Strong Shareholders, Weak Outside Investors
Our paper “Strong Shareholders, Weak Outside Investors” (available here), analyses the differential regulatory environment that controlling shareholders face in Europe, compared to the US.
Traditionally, corporate governance literature focuses on listed firms with dispersed ownership, but the growing importance of controlled listed firms is apparent both in the US and in Europe. In the US the likes of Google, Facebook and many technological firms have gone public with their founders retaining a controlling stake. This has produced renewed interest in understanding the impact that controlling shareholders have on firm value, and the problems of protecting outside investors when insiders have an ownership stake that allows them to control firm decisions. Moreover, in Continental Europe, where most listed firms have controlling shareholders, problems of minority expropriation arising from this ownership structure have been blamed for the gap in stock market development with respect to Anglo-Saxon markets and the low percentage of firms that access stock market financing.
A superficial view may suggest that as ownership structures on both sides of the Atlantic are converging, corporate governance problems are also converging. But a more profound analysis shows that the differential regulatory environment that controlling shareholders face in Europe, compared to the US, gives rise to a “strong shareholders-weak outside investors” situation, which facilitates outside investor expropriation in European controlled firms and perpetuates stock market under-development in Europe relative to the US.
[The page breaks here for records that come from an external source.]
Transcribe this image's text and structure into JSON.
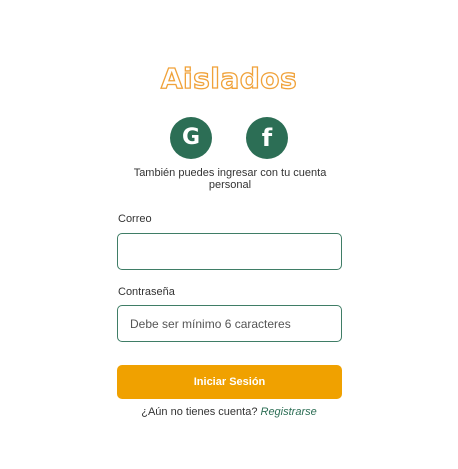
{
  "app": {
    "logo_text": "Aislados"
  },
  "social": {
    "google_glyph": "G",
    "facebook_glyph": "f",
    "google_icon": "google-icon",
    "facebook_icon": "facebook-icon",
    "alt_text": "También puedes ingresar con tu cuenta personal"
  },
  "form": {
    "email_label": "Correo",
    "email_value": "",
    "email_placeholder": "",
    "password_label": "Contraseña",
    "password_value": "",
    "password_placeholder": "Debe ser mínimo 6 caracteres",
    "submit_label": "Iniciar Sesión"
  },
  "footer": {
    "register_prompt": "¿Aún no tienes cuenta?",
    "register_link": "Registrarse"
  },
  "colors": {
    "brand_green": "#2c6e55",
    "accent_orange": "#f0a100",
    "logo_outline": "#f0a23a"
  }
}
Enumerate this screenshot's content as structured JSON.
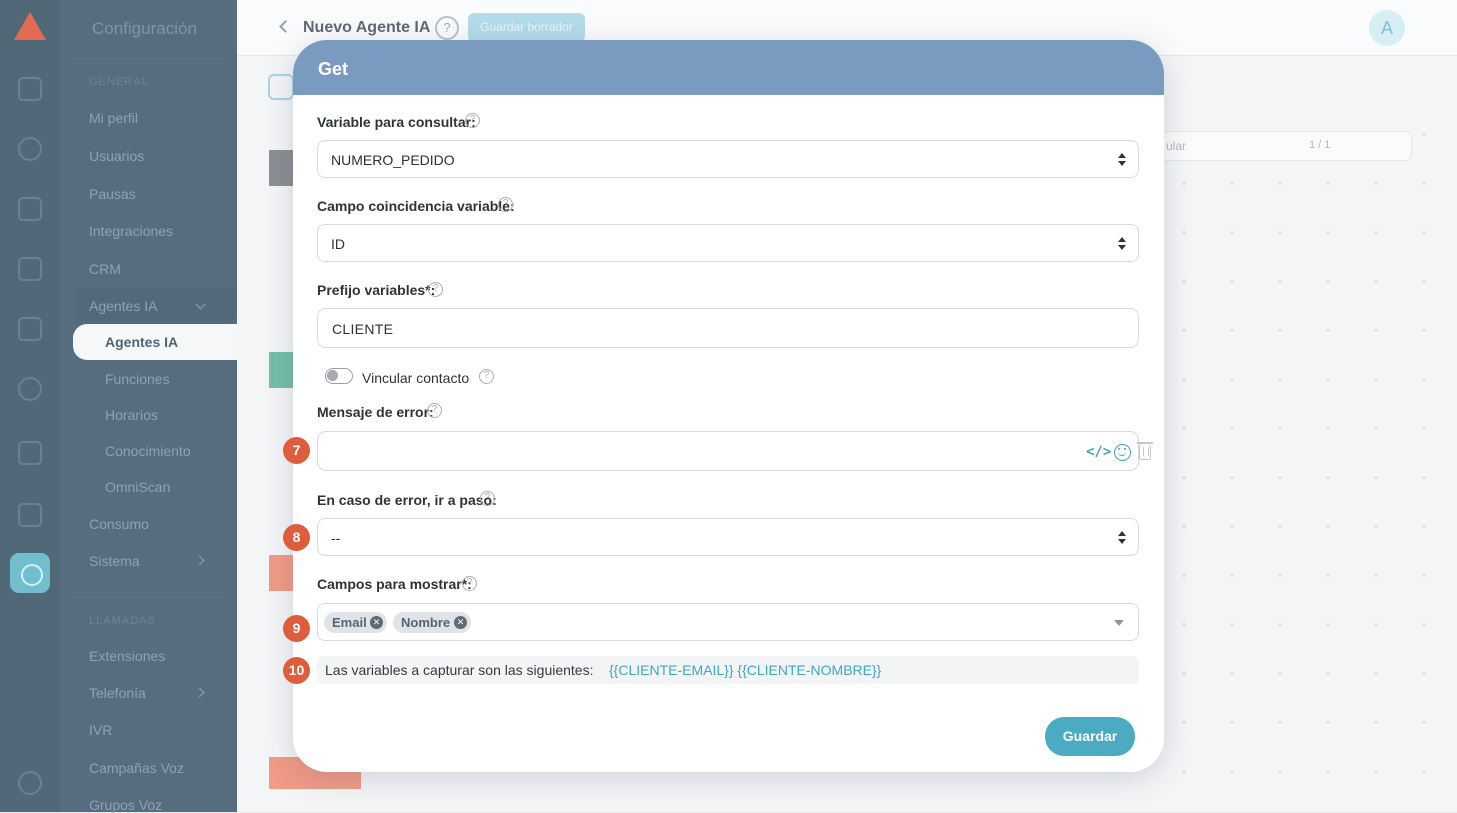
{
  "sidebar": {
    "title": "Configuración",
    "section_general": "GENERAL",
    "items": [
      "Mi perfil",
      "Usuarios",
      "Pausas",
      "Integraciones",
      "CRM",
      "Agentes IA"
    ],
    "active_label": "Agentes IA",
    "subitems": [
      "Funciones",
      "Horarios",
      "Conocimiento",
      "OmniScan"
    ],
    "items2": [
      "Consumo",
      "Sistema"
    ],
    "section_llamadas": "LLAMADAS",
    "items3": [
      "Extensiones",
      "Telefonía",
      "IVR",
      "Campañas Voz",
      "Grupos Voz"
    ]
  },
  "header": {
    "title": "Nuevo Agente IA",
    "draft_label": "Guardar borrador",
    "avatar": "A",
    "search_text": "ular",
    "search_count": "1 / 1"
  },
  "modal": {
    "title": "Get",
    "variable_label": "Variable para consultar:",
    "variable_value": "NUMERO_PEDIDO",
    "match_label": "Campo coincidencia variable:",
    "match_value": "ID",
    "prefix_label": "Prefijo variables*:",
    "prefix_value": "CLIENTE",
    "link_contact_label": "Vincular contacto",
    "link_contact_on": false,
    "error_msg_label": "Mensaje de error:",
    "error_msg_value": "",
    "error_step_label": "En caso de error, ir a paso:",
    "error_step_value": "--",
    "fields_label": "Campos para mostrar*:",
    "fields_tags": [
      "Email",
      "Nombre"
    ],
    "info_text": "Las variables a capturar son las siguientes:",
    "info_vars": "{{CLIENTE-EMAIL}} {{CLIENTE-NOMBRE}}",
    "save_label": "Guardar",
    "help_glyph": "?",
    "code_glyph": "</>"
  },
  "badges": [
    "7",
    "8",
    "9",
    "10"
  ],
  "colors": {
    "modal_header": "#7b9ac0",
    "accent": "#4aabc3",
    "badge": "#dd5d3d",
    "sidebar": "#3e596d"
  }
}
This problem can be traced back to the distinct European approach to the protection of outside investors based on empowering active shareholders rather than shielding passive investors. In this paper we explain why in European jurisdictions shareholder protection can be considered high, while outside investors’ protection can simultaneously be considered low, ie the “strong shareholders-weak outside investors” problem. Although there are strong rights for active shareholders in European jurisdictions and the law on the books seems well designed, outside investors face huge obstacles in practice to gain effective protection by exerting liability, voice or exit in the presence of a controlling shareholder. Interestingly, this inability of the outside investors to successfully oppose the policies of the controlling shareholder means that it is very unusual to observe conflicts in these companies, and this may erroneously reinforce the positive view of many European legal scholars.
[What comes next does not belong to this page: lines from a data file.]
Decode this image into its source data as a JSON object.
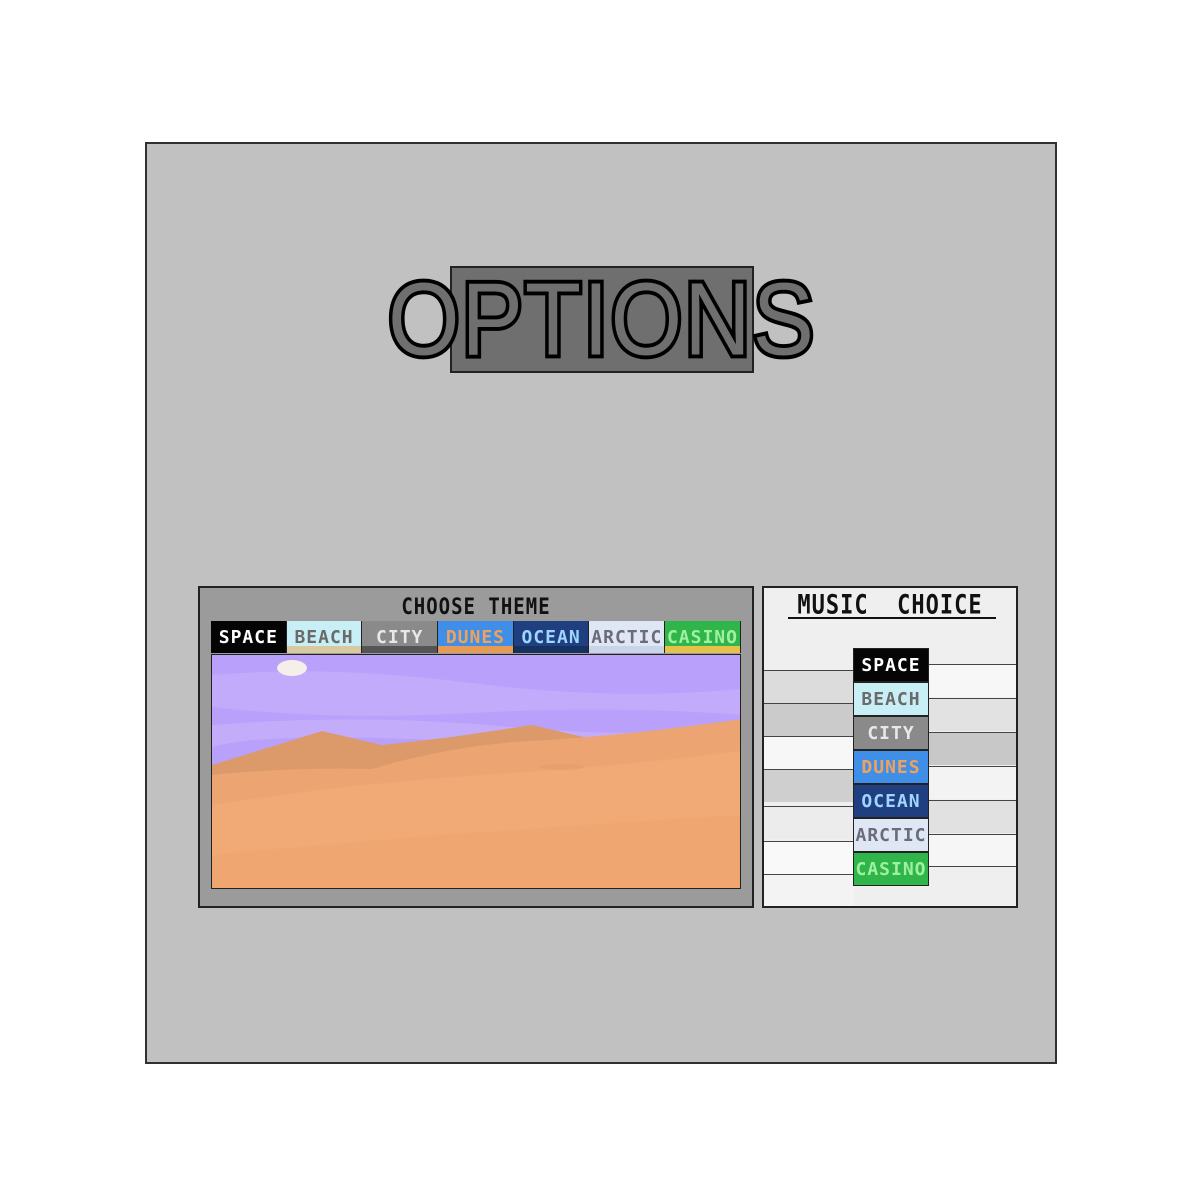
{
  "title": "OPTIONS",
  "theme_panel": {
    "heading": "CHOOSE THEME",
    "themes": [
      {
        "label": "SPACE",
        "bg": "#050505",
        "fg": "#ffffff",
        "bottom": "#050505"
      },
      {
        "label": "BEACH",
        "bg": "#c8eef6",
        "fg": "#6a6a6a",
        "bottom": "#d9c9a0"
      },
      {
        "label": "CITY",
        "bg": "#8a8a8a",
        "fg": "#e8e8e8",
        "bottom": "#555555"
      },
      {
        "label": "DUNES",
        "bg": "#3f8fe8",
        "fg": "#f0a25a",
        "bottom": "#e59a55"
      },
      {
        "label": "OCEAN",
        "bg": "#1f3f80",
        "fg": "#9fd6ff",
        "bottom": "#16305f"
      },
      {
        "label": "ARCTIC",
        "bg": "#dfe6f4",
        "fg": "#6b6b7a",
        "bottom": "#c9d3ea"
      },
      {
        "label": "CASINO",
        "bg": "#2fb54a",
        "fg": "#9ff0a0",
        "bottom": "#e6c24a"
      }
    ],
    "selected": "DUNES"
  },
  "music_panel": {
    "heading": "MUSIC  CHOICE",
    "tracks": [
      {
        "label": "SPACE",
        "bg": "#050505",
        "fg": "#ffffff"
      },
      {
        "label": "BEACH",
        "bg": "#c8eef6",
        "fg": "#6a6a6a"
      },
      {
        "label": "CITY",
        "bg": "#8a8a8a",
        "fg": "#e8e8e8"
      },
      {
        "label": "DUNES",
        "bg": "#3f8fe8",
        "fg": "#f0a25a"
      },
      {
        "label": "OCEAN",
        "bg": "#1f3f80",
        "fg": "#9fd6ff"
      },
      {
        "label": "ARCTIC",
        "bg": "#dfe6f4",
        "fg": "#6b6b7a"
      },
      {
        "label": "CASINO",
        "bg": "#2fb54a",
        "fg": "#9ff0a0"
      }
    ]
  },
  "colors": {
    "panel": "#c1c1c1",
    "sky": "#b9a0fa",
    "sand": "#f1aa76",
    "sun": "#f4efe8"
  }
}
Both in Europe and in the US, corporate governance mechanisms are difficult to apply to controlling shareholders. The threat of exit exercised by small investors, who may sell their shares and depress market prices, can work for firms with important financial needs. But a controlling shareholder in a firm which generates free cash-flows can choose to retain them and expropriate the outside shareholders. And there is a lack of effective tools that can force him to distribute these free cash-flows as dividends. Voice gives ample control rights to the controlling shareholder to monitor the managers. But outside shareholders, whose interests may clash with those of the controlling shareholder, can only hope to be represented by independent directors or activist shareholders, and even these information intermediaries do not have effective tools to oppose the controlling shareholders, because controlling shareholders cannot be fired or otherwise disciplined by the board.
Liability is a strong threat both for managers and controlling shareholders in the US, but it faces deep substantive and enforcement limitations in Europe, inter alia because, unlike in the US, effective control does not trigger fiduciary duties for the controlling shareholders.
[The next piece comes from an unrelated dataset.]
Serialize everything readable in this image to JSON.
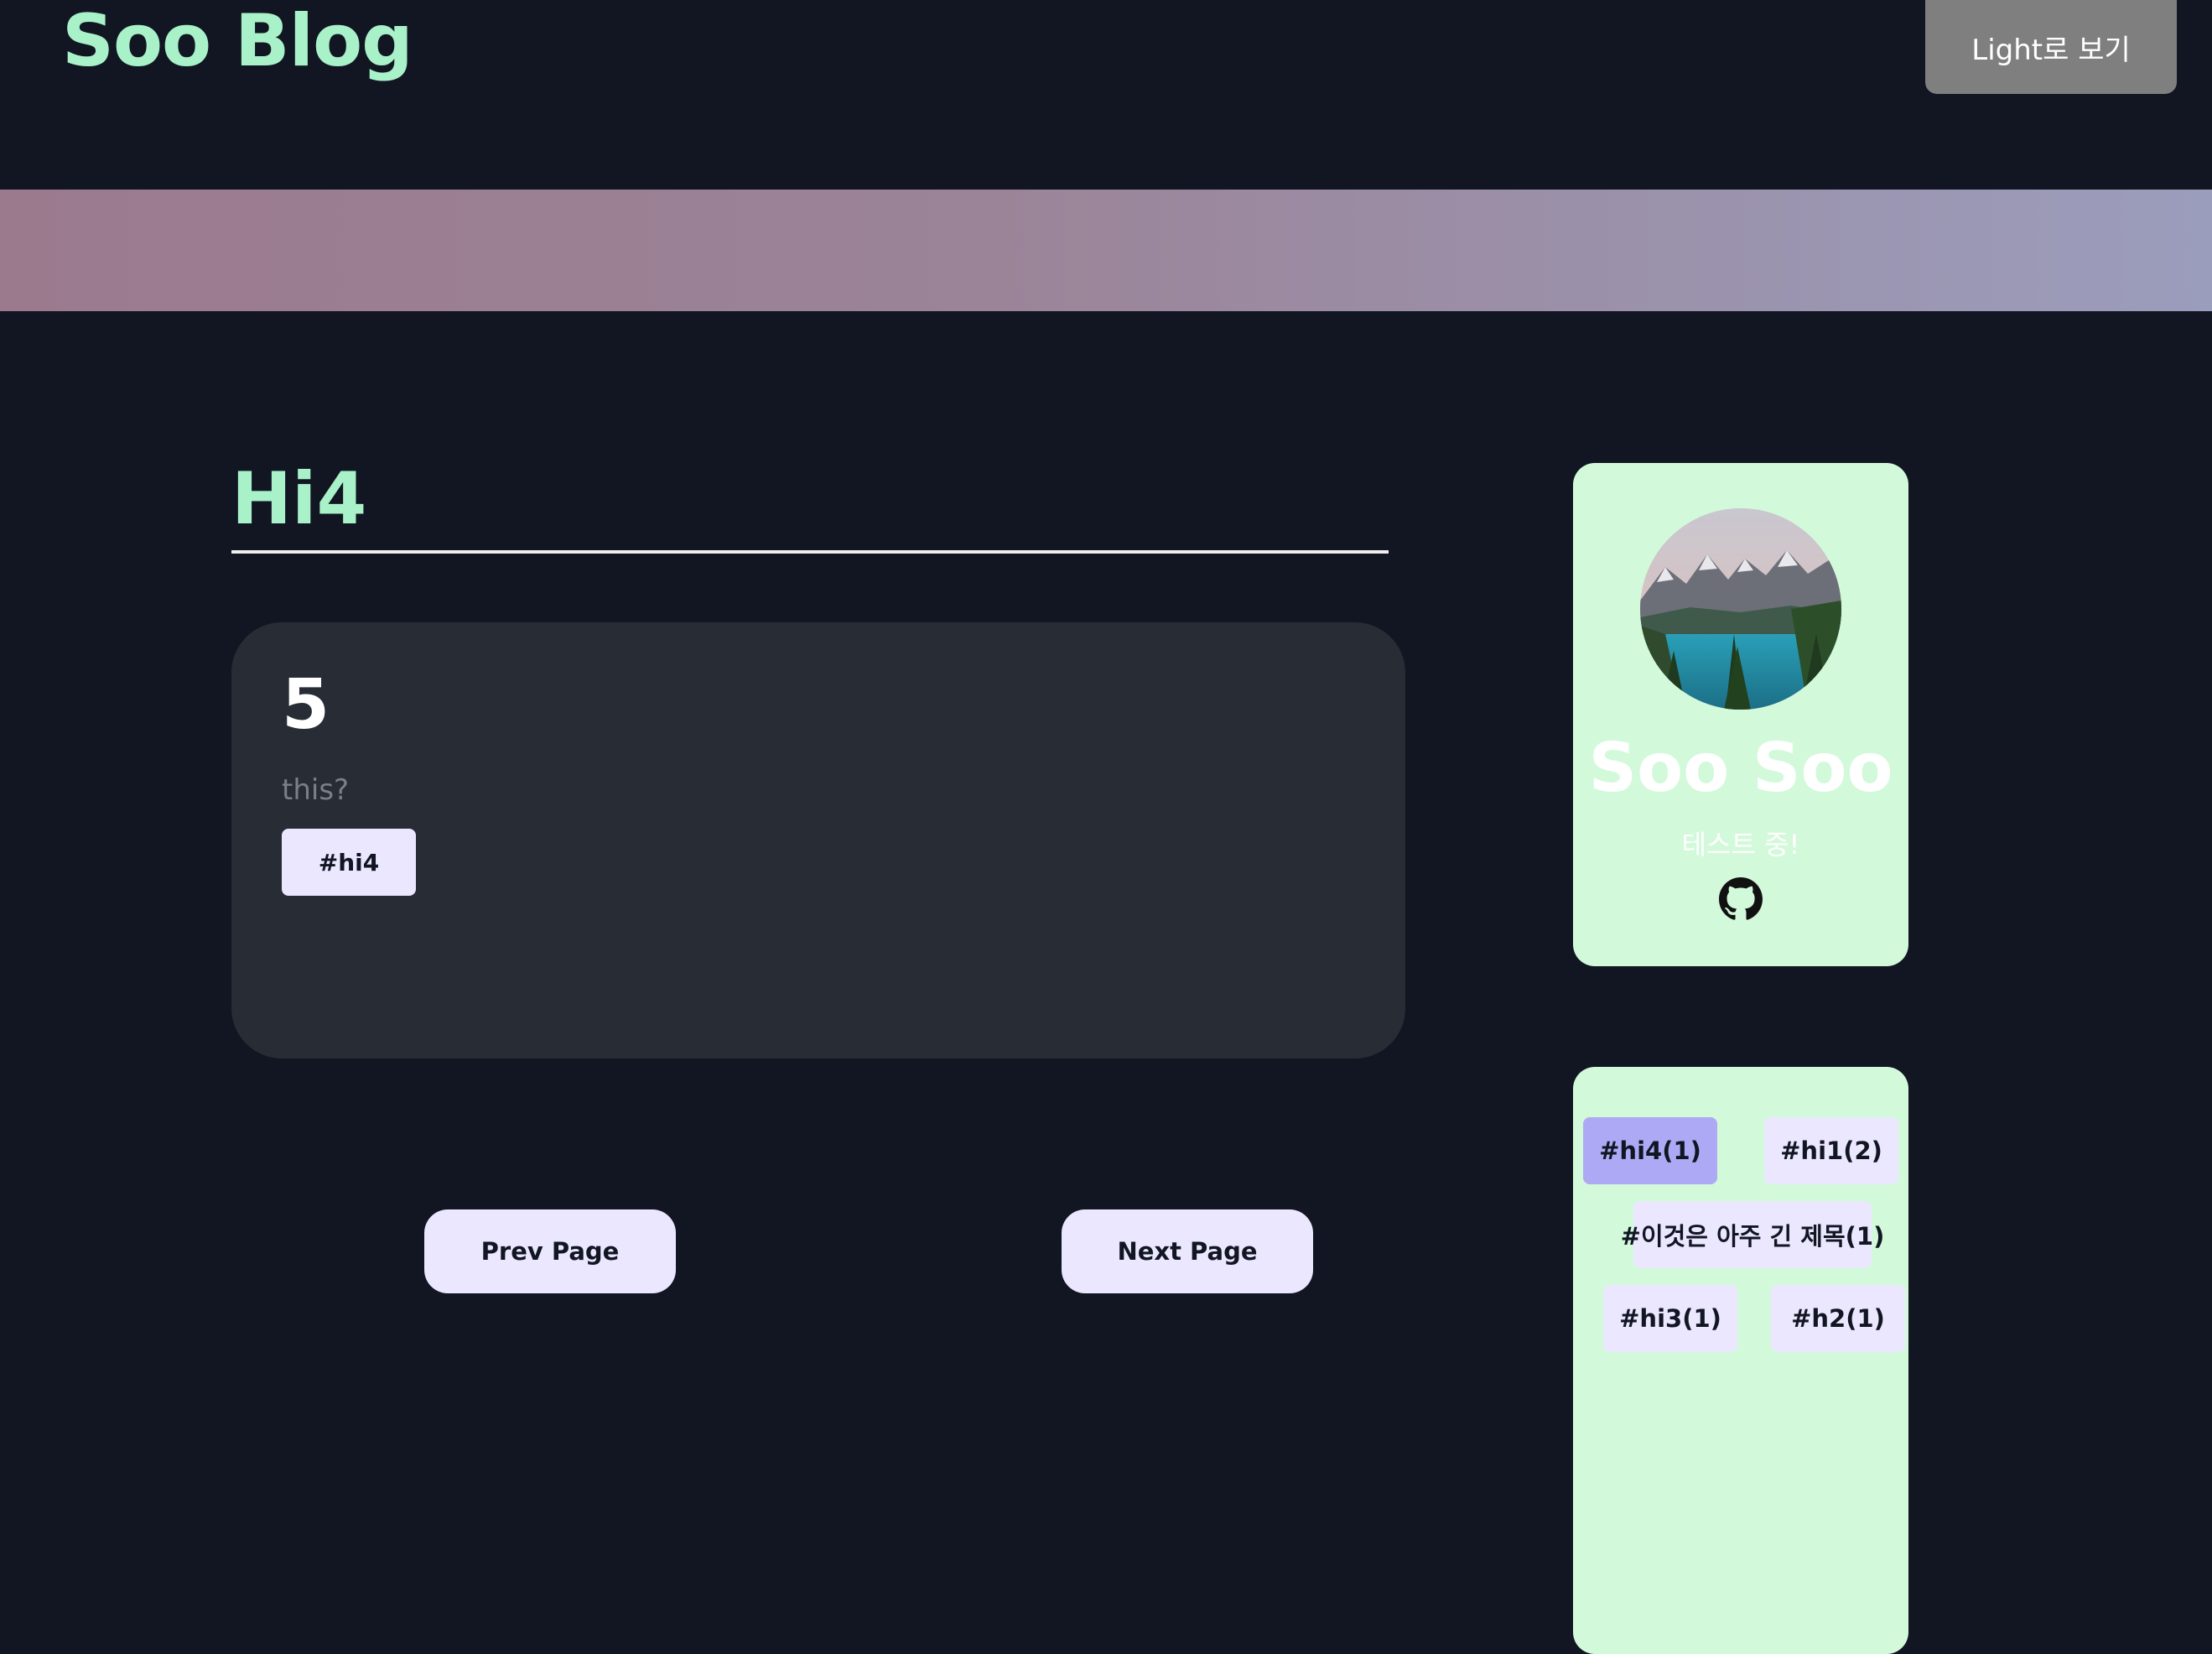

The US regulator is focused on protecting passive market investors from the people that manage their money, be it managers or controlling shareholders. But Europe treats investors as shareholders that will get protection by active management of their control rights. While this approach may work effectively in private firms, it is clearly not well suited to the problems of controlled listed firms.
This analysis leads to the question of what can be done to improve the protection of minority shareholders and facilitate outside financing for European firms. The most powerful tool to combat expropriation is to make controlling shareholders liable for their decisions when they harm outside investors. And this requires a system where liability is triggered by effective control, as in the US. But, paradoxically, limiting self-dealing may reduce the number of listed European firms. A reinforced liability regime seems incompatible with the complex group business activities that are typical of listed European firms. Therefore, European companies may find that the cost of dismantling these complex business structures exceeds the benefits of listing. The conclusion therefore is that introducing in Europe a strong and effective fiduciary duty for controlling shareholders would create a serious barrier for listing companies that operate as groups. A liability policy that induces outside investors to invest more money in the capital markets will be inefficient if small and medium firms continue choosing opaque business structures. Therefore, a prerequisite for such an important reform would be to first change the business environment that creates incentives for European companies to organise as complex groups.